Installing Windows XP is the easy part. The task is pretty much a matter of "set it and forget it." You do need to make sure that your system is set up to boot from the CD drive first, so you can boot from the Windows XP disc. If you are uncomfortable or don't want to be bothered with the BIOS setup, you can simply let the CD auto-play while you're in Windows. You choose whether to repair Windows XP or to do a fresh installation of it.
A fresh installation will wipe out all your data and any applications that were loaded—everything from Microsoft Office to the Sun Java engine. Repairing the OS will keep all your current data but replace anything that might be corrupted or missing. So while a repair can fix problems, it won't provide the same performance benefits you get from a new installation.
Once started, the setup program will run on its own for the most part, requiring your input only a few times—for example, to enter the 25-digit activation code, name the system, and choose which options you want installed. If you are unsure of anything, you will usually be safe choosing the default options. And you can install features and change any of your choices anytime after the Windows XP installation completes.
If your system came with Windows XP preinstalled, you may not have a traditional Windows XP installation CD. You probably have the system vendor's recovery CD, which provides an image of how your hard drive was set up when you took your PC out of the box. Reinstalling from a recovery CD is usually a simple procedure. Be aware: The recovery process is almost always a fresh installation.
Typically, the recovery CD is a bootable disc. Again, your CD drive should be set to boot in the BIOS (but if your computer manufacturer included a bootable CD, you're probably all set). Some recovery CDs can also be executed in Windows. Either way, simple on-screen instructions will guide you through the process.

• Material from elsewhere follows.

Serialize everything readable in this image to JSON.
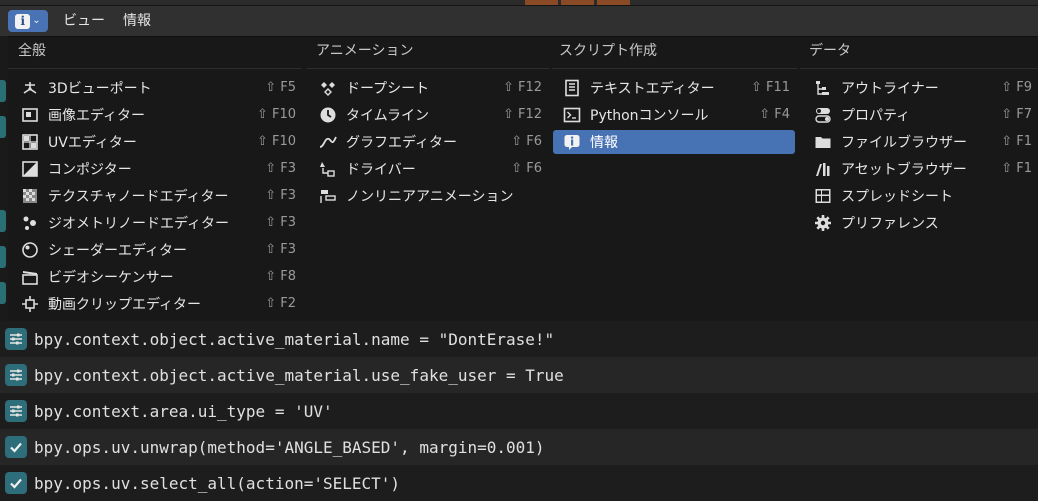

Some computer makers don't include physical recovery discs. Instead, the recovery information may be stored on the hard drive on a separate, hidden partition. During boot-up, there will be an option—usually a few keystrokes—to enter the PC into recovery mode. This option has the disadvantage of using up hard drive space, and if your problems happen to be related to the hard drive, you might not be able to run the recovery process. The upside is that this type of recovery is often more convenient, and the process is faster.
After reinstalling Windows, remember to run the Windows Update. Microsoft is constantly posting important security patches and enhancements that need to be applied.